Wenn
wir uns auf deutsche Haiku einlassen, sollten wir wohl vom japanischen
Haiku etwas wissen und uns wenigstens einen knappen Überblick darüber
verschaffen, was in Japan da ist an Erscheinungen und Entwicklungen -
auch wenn uns als Nichtjapanern viel von Geist und Wesen fremd bleibt
(die, so weit es überhaupt möglich ist, zu erörtern und zu erschließen
wäre eine große Abhandlung nötig.)
Haiku-Geschichte,
Haiku-Entwicklung in Japan
gab es nicht im luftleeren Raum. sondern natürlich eng verbunden mit
der politischen Geschichte des Landes, mit der Entwicklung seiner
Kultur. Ohne die ganze Geschichte Japans aufarbeiten zu müssen,
sollten uns drei Zäsuren / Schwellenzeiten klar werden, alle in
Zusammenhang mit der Entwicklung der Literatur, also auch mit dem
Haiku:
1)
Um 800 (794) befahl Kaiser Kammu, der 50. Kaiser Japans, nördlich
von Nara eine neue Hauptstadt zu errichten: das heutige Kyoto - Heian
hieß sie und gab der bedeutenden Epoche (800-200) mit ihrer Kulturblüte
den Namen; und Kaiserstadt blieb sie bis 1869, obwohl Tokyo neues
Machtzentrum wurde.
2)
Nach 1500 begann mit der Shogunatsherrschaft der Tokugawa (bafuku)
die sog. Edo-Zeit - bis 1868 Jahrhunderte der japanischen Isolierung
mit dem Kaiserhof in Kyoto und den Shogunen in Edo/Tokyo.
3)
1868 begann die Moderne mit der Öffnung des Landes, die
amerikanische Kriegsschiffe erzwangen - das bafuku wurde
gegenstandslos, der Kaiser war wieder Landesherr, das Land
weltoffen...
Haiku
und Haikuform entwickelten
sich eigentlich erst um/nach 1500, doch hatten sie alte Wurzeln:
Das
Kagerô Nikki (um/nach 970), das Tagebuch (= nikki)
einer Hofdame, die sich Kagerô (= Eintagsfliege) nannte, dokumentiert
höfisches Alltagsleben, damit auch den Umgang miteinander; es zeigt
so die Selbstverständlichkeit, mit der in höfischen Kreisen im
Briefwechsel auch Tanka geschrieben oder mündlich formuliert wurden.
Statt
einer bloßen Beispielreihe sei hier nur eins im Detail gezeigt: Kagerô
schrieb beim Warten auf den Festzug einer Art Rivalin mit einem
Malvenblatt und einer Mandarinenorange: "Malven-Festtag ist's.
/ Tag der Wiederbegegnung. / Wartet Ihr auf ihn?" Und sofort
kam die Antwort: "Seid so gefühllos und kalt nicht! / Heut
erst kann ich verstehn Euch." , d.h.

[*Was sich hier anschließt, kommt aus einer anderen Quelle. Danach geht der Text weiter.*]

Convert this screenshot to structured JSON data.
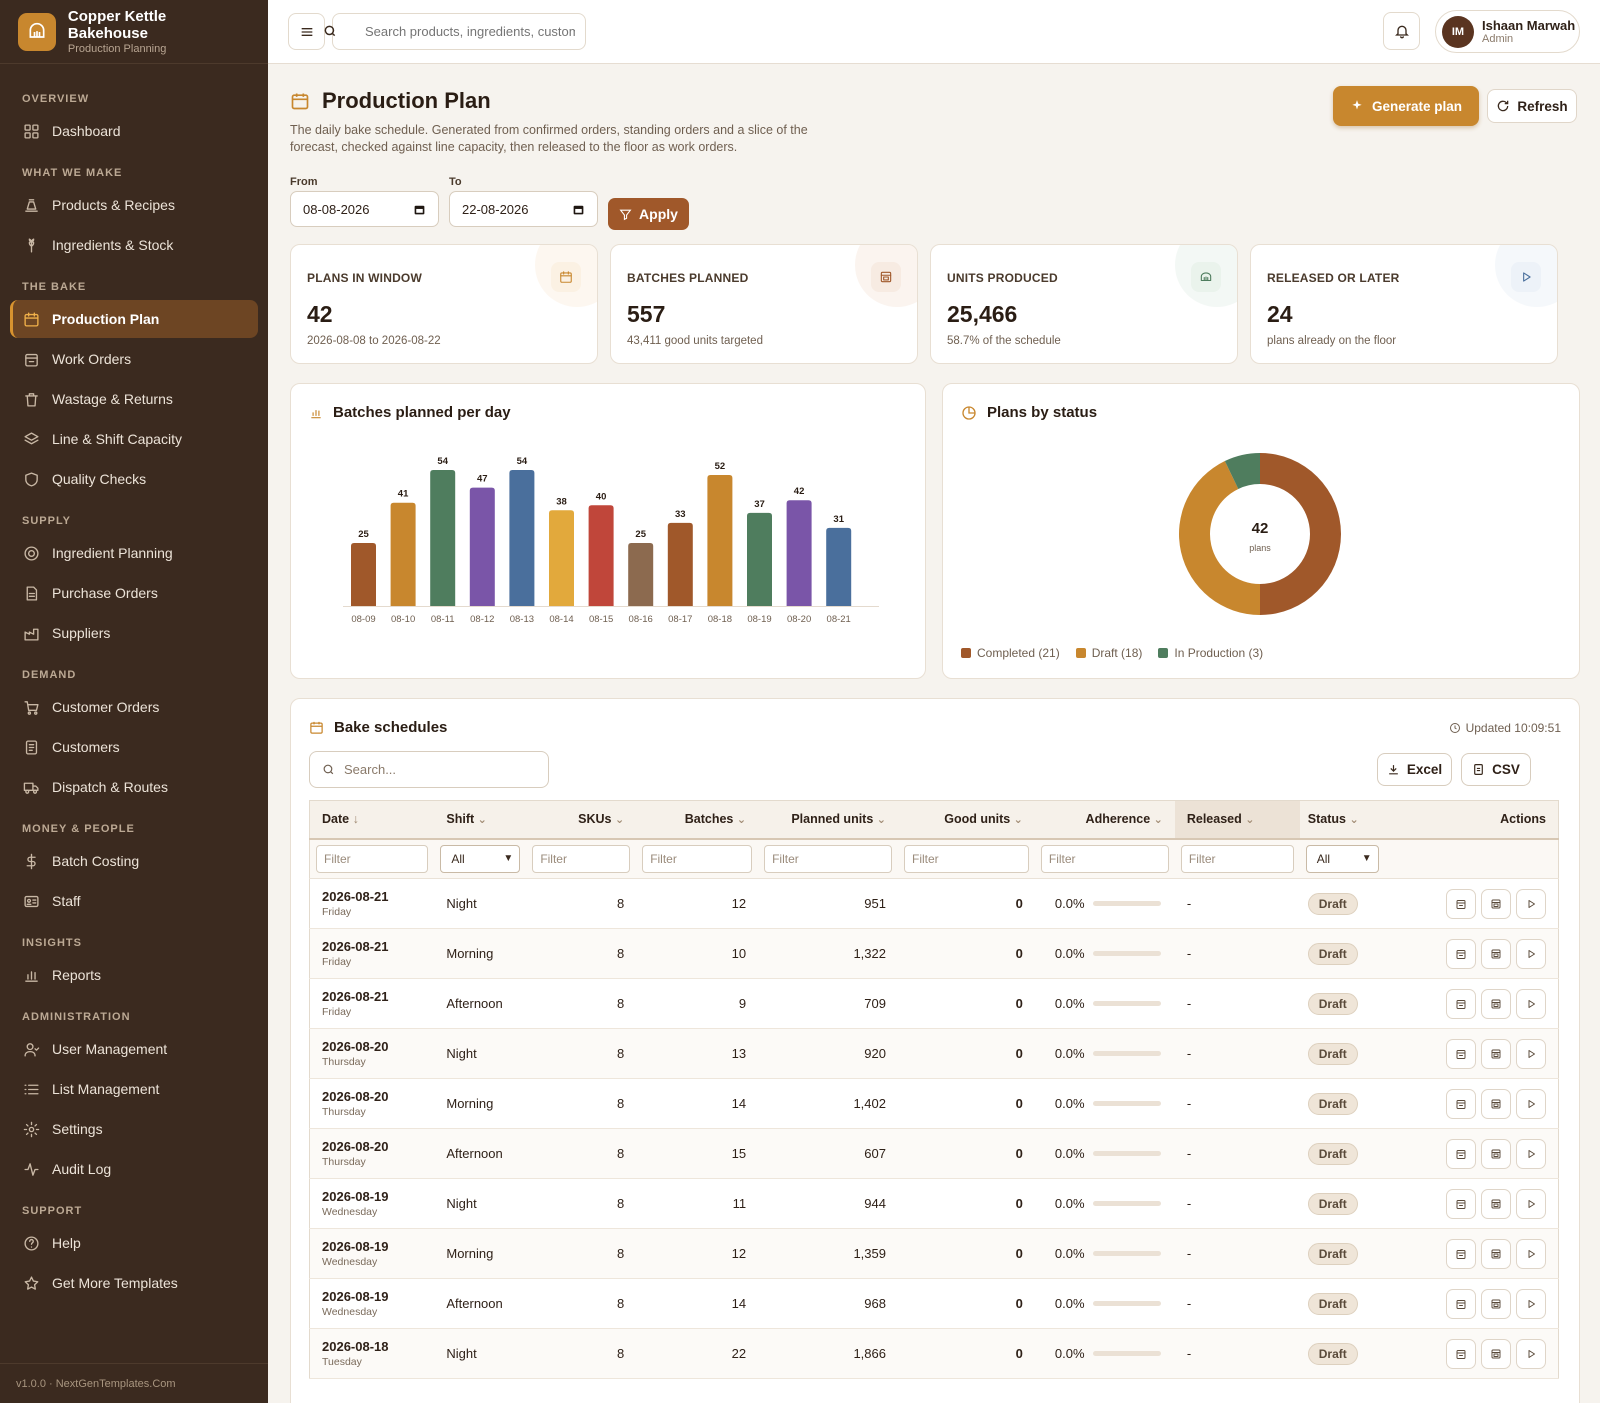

Kagerô schrieb den
Oberstollen, die andere Dame den Unterstollen, Haiku- oder Renga-Anfänge
sind damit schon vor 1000 Jahren erkennbar! (Die von Niehans gewählte,
etwas gestelzt wirkende Übertragung soll die kunstvolle Diktion von
damals ein wenig andeuten) - wie wir Ahd. + Mhd. erst nach gründlichen
germanistischen Studien lesen können, so brauchen oft auch moderne
Japaner ihre Erklärungen.
Beim
Kamo-Fest am 5. Mai (heute Knabenfest) trug man ein Malvenblatt in der
Hand und schmückte Haus und Wagen mit Malvenblüten. Malve heißt afubi,
was auch Tag der Wiederbegegnung bedeuten kann; Liebende feiern den
Tag ihrer Begegnung. Es war damals eins der fünf großen Jahresfeste.

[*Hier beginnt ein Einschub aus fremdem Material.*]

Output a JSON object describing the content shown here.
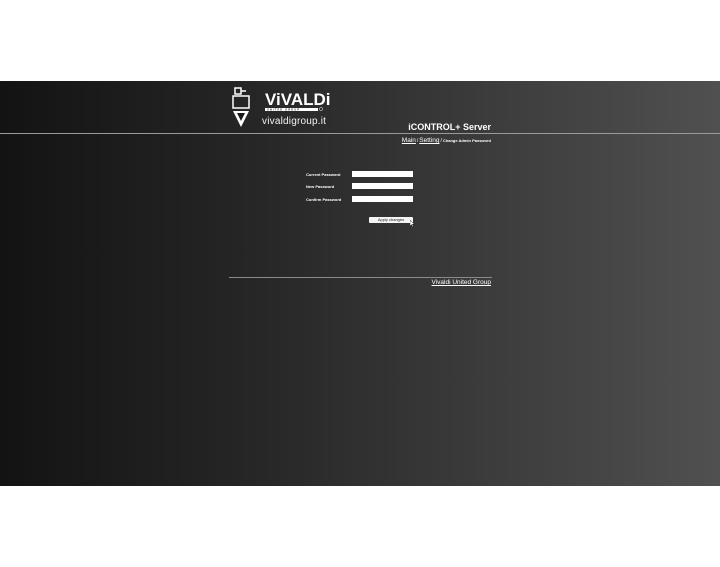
{
  "header": {
    "logo_wordmark": "ViVALDi",
    "logo_tagline": "UNITED GROUP",
    "brand_url": "vivaldigroup.it",
    "app_title": "iCONTROL+ Server"
  },
  "breadcrumb": {
    "items": [
      "Main",
      "Setting"
    ],
    "separator": "/",
    "current": "Change Admin Password"
  },
  "form": {
    "fields": [
      {
        "label": "Current Password",
        "value": ""
      },
      {
        "label": "New Password",
        "value": ""
      },
      {
        "label": "Confirm Password",
        "value": ""
      }
    ],
    "submit_label": "Apply changes"
  },
  "footer": {
    "link_text": "Vivaldi United Group"
  },
  "icons": [
    "vivaldi-logo-icon",
    "mouse-cursor-icon"
  ],
  "colors": {
    "background_dark": "#131313",
    "background_light": "#505050",
    "text": "#ffffff",
    "rule": "#9a9a9a"
  }
}
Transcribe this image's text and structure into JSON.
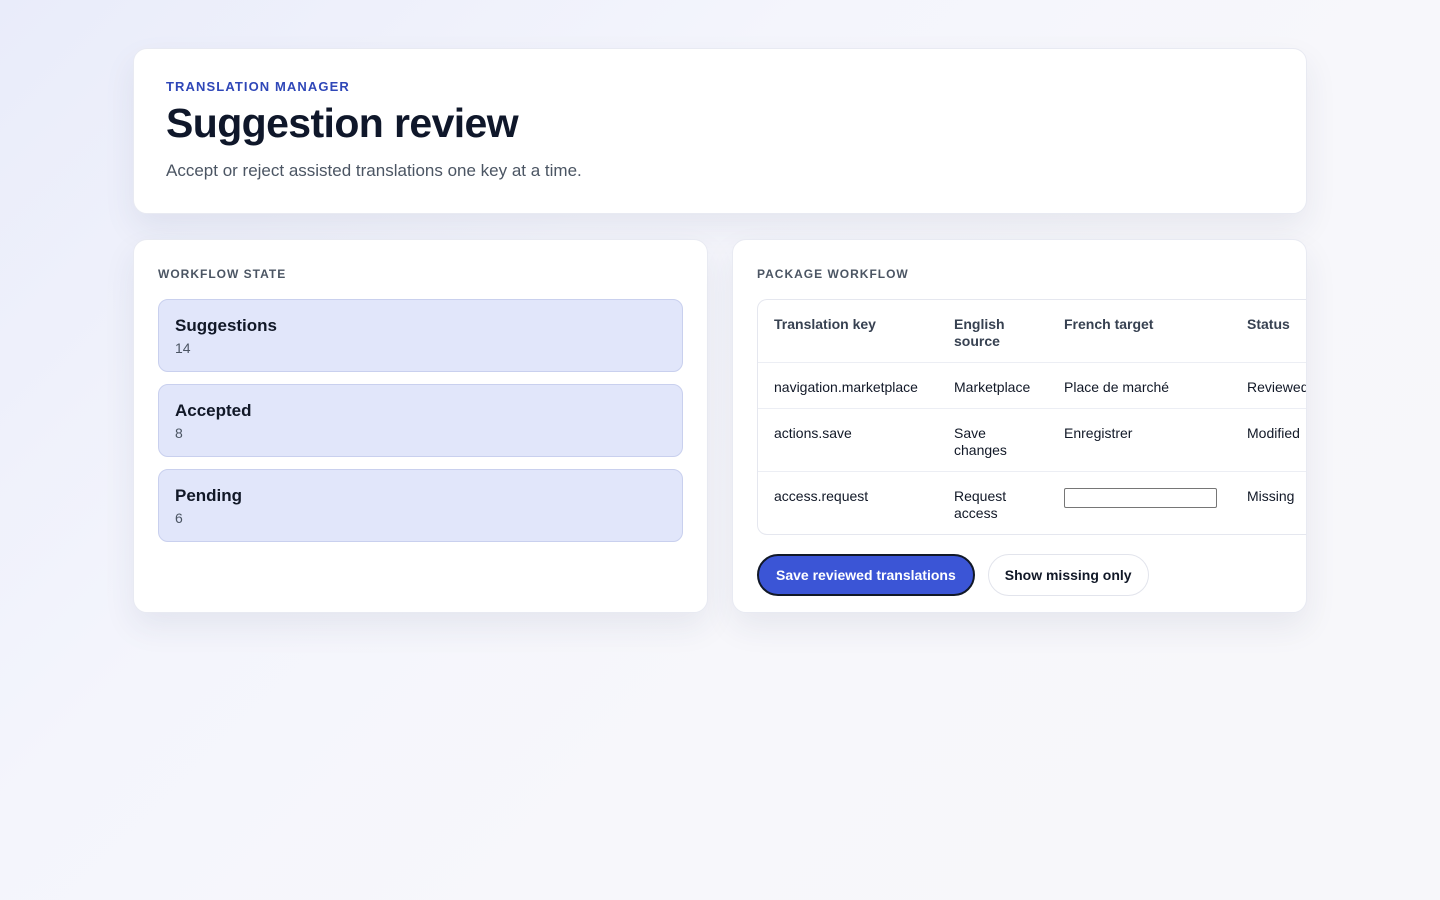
{
  "header": {
    "eyebrow": "TRANSLATION MANAGER",
    "title": "Suggestion review",
    "subtitle": "Accept or reject assisted translations one key at a time."
  },
  "workflow_state": {
    "label": "WORKFLOW STATE",
    "items": [
      {
        "name": "Suggestions",
        "count": "14"
      },
      {
        "name": "Accepted",
        "count": "8"
      },
      {
        "name": "Pending",
        "count": "6"
      }
    ]
  },
  "package_workflow": {
    "label": "PACKAGE WORKFLOW",
    "columns": [
      "Translation key",
      "English source",
      "French target",
      "Status"
    ],
    "rows": [
      {
        "key": "navigation.marketplace",
        "source": "Marketplace",
        "target": "Place de marché",
        "status": "Reviewed"
      },
      {
        "key": "actions.save",
        "source": "Save changes",
        "target": "Enregistrer",
        "status": "Modified"
      },
      {
        "key": "access.request",
        "source": "Request access",
        "target": "",
        "status": "Missing"
      }
    ],
    "save_button": "Save reviewed translations",
    "filter_button": "Show missing only"
  },
  "colors": {
    "accent": "#3b55d6",
    "eyebrow": "#2f47b8",
    "state_card_bg": "#e1e6fa"
  }
}
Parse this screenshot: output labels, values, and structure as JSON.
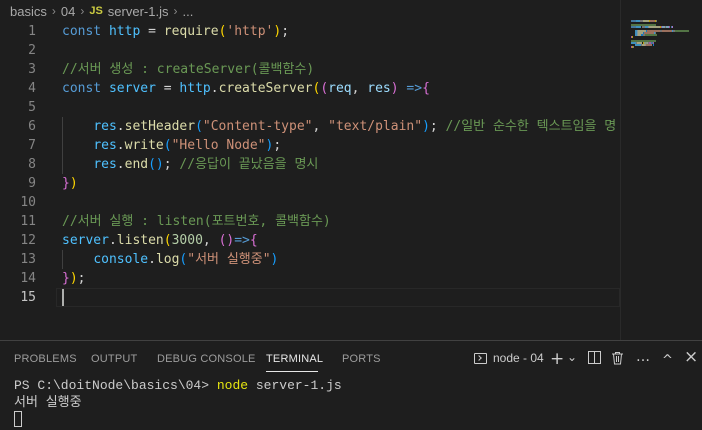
{
  "breadcrumb": {
    "folder1": "basics",
    "folder2": "04",
    "file_badge": "JS",
    "file": "server-1.js",
    "more": "..."
  },
  "editor": {
    "line_numbers": [
      "1",
      "2",
      "3",
      "4",
      "5",
      "6",
      "7",
      "8",
      "9",
      "10",
      "11",
      "12",
      "13",
      "14",
      "15"
    ],
    "lines": [
      [
        [
          "kw",
          "const"
        ],
        [
          "op",
          " "
        ],
        [
          "var",
          "http"
        ],
        [
          "op",
          " = "
        ],
        [
          "fn",
          "require"
        ],
        [
          "p1",
          "("
        ],
        [
          "str",
          "'http'"
        ],
        [
          "p1",
          ")"
        ],
        [
          "op",
          ";"
        ]
      ],
      [],
      [
        [
          "com",
          "//서버 생성 : createServer(콜백함수)"
        ]
      ],
      [
        [
          "kw",
          "const"
        ],
        [
          "op",
          " "
        ],
        [
          "var",
          "server"
        ],
        [
          "op",
          " = "
        ],
        [
          "var",
          "http"
        ],
        [
          "op",
          "."
        ],
        [
          "fn",
          "createServer"
        ],
        [
          "p1",
          "("
        ],
        [
          "p2",
          "("
        ],
        [
          "prop",
          "req"
        ],
        [
          "op",
          ", "
        ],
        [
          "prop",
          "res"
        ],
        [
          "p2",
          ")"
        ],
        [
          "op",
          " "
        ],
        [
          "kw",
          "=>"
        ],
        [
          "p2",
          "{"
        ]
      ],
      [],
      [
        [
          "op",
          "    "
        ],
        [
          "var",
          "res"
        ],
        [
          "op",
          "."
        ],
        [
          "fn",
          "setHeader"
        ],
        [
          "p3",
          "("
        ],
        [
          "str",
          "\"Content-type\""
        ],
        [
          "op",
          ", "
        ],
        [
          "str",
          "\"text/plain\""
        ],
        [
          "p3",
          ")"
        ],
        [
          "op",
          "; "
        ],
        [
          "com",
          "//일반 순수한 텍스트임을 명"
        ]
      ],
      [
        [
          "op",
          "    "
        ],
        [
          "var",
          "res"
        ],
        [
          "op",
          "."
        ],
        [
          "fn",
          "write"
        ],
        [
          "p3",
          "("
        ],
        [
          "str",
          "\"Hello Node\""
        ],
        [
          "p3",
          ")"
        ],
        [
          "op",
          ";"
        ]
      ],
      [
        [
          "op",
          "    "
        ],
        [
          "var",
          "res"
        ],
        [
          "op",
          "."
        ],
        [
          "fn",
          "end"
        ],
        [
          "p3",
          "()"
        ],
        [
          "op",
          "; "
        ],
        [
          "com",
          "//응답이 끝났음을 명시"
        ]
      ],
      [
        [
          "p2",
          "}"
        ],
        [
          "p1",
          ")"
        ]
      ],
      [],
      [
        [
          "com",
          "//서버 실행 : listen(포트번호, 콜백함수)"
        ]
      ],
      [
        [
          "var",
          "server"
        ],
        [
          "op",
          "."
        ],
        [
          "fn",
          "listen"
        ],
        [
          "p1",
          "("
        ],
        [
          "num",
          "3000"
        ],
        [
          "op",
          ", "
        ],
        [
          "p2",
          "()"
        ],
        [
          "kw",
          "=>"
        ],
        [
          "p2",
          "{"
        ]
      ],
      [
        [
          "op",
          "    "
        ],
        [
          "var",
          "console"
        ],
        [
          "op",
          "."
        ],
        [
          "fn",
          "log"
        ],
        [
          "p3",
          "("
        ],
        [
          "str",
          "\"서버 실행중\""
        ],
        [
          "p3",
          ")"
        ]
      ],
      [
        [
          "p2",
          "}"
        ],
        [
          "p1",
          ")"
        ],
        [
          "op",
          ";"
        ]
      ],
      []
    ]
  },
  "panel": {
    "tabs": [
      "PROBLEMS",
      "OUTPUT",
      "DEBUG CONSOLE",
      "TERMINAL",
      "PORTS"
    ],
    "active_tab": "TERMINAL",
    "terminal_name": "node - 04",
    "add_icon": "+",
    "dropdown_icon": "⌄",
    "split_icon": "split-icon",
    "trash_icon": "trash-icon",
    "more_icon": "…",
    "maximize_icon": "^",
    "close_icon": "×"
  },
  "terminal": {
    "prompt": "PS C:\\doitNode\\basics\\04> ",
    "command": "node",
    "argument": " server-1.js",
    "output": "서버 실행중"
  },
  "colors": {
    "background": "#1e1e1e",
    "keyword": "#569cd6",
    "string": "#ce9178",
    "comment": "#6a9955"
  }
}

(Iris ibirica wurde im Spiel aus der Erde gezogen, und wer die längste
Wurzel hatte, war Sieger...) Mit der Malve ist einmal deutlich ein
Jahreszeitenwort schon erkennbar - und zugleich ein Wortspiel, das
nicht einfach zu übersetzen, sondern nur zu erklären ist; damit wird
die höfische Bildung so belegt wie dann um/nach 1600 in der
Teimon-Schule - und jedes einfache Übersetzen blockiert ...
Der
Tanka-Komplex und die dazu gehörige höfische Kultur wäre für sich
zu erörtern - seit der Heian-Zeit (vor 1000 Jahren!) blieb das Tanka
erhalten und lebendig, wenn auch vielfach gewandelt.
Mit
der Zen-Einführung in buddhistische Klöster kam (Kamakura- und
Muromachi-Zeit /13.-15.Jh.) aus China auch wieder chinesische
Literatur, und japanische Mönche begannen zu dichten, meist
chinesisch, doch auch japanisch und in geselliger Runde, d.h.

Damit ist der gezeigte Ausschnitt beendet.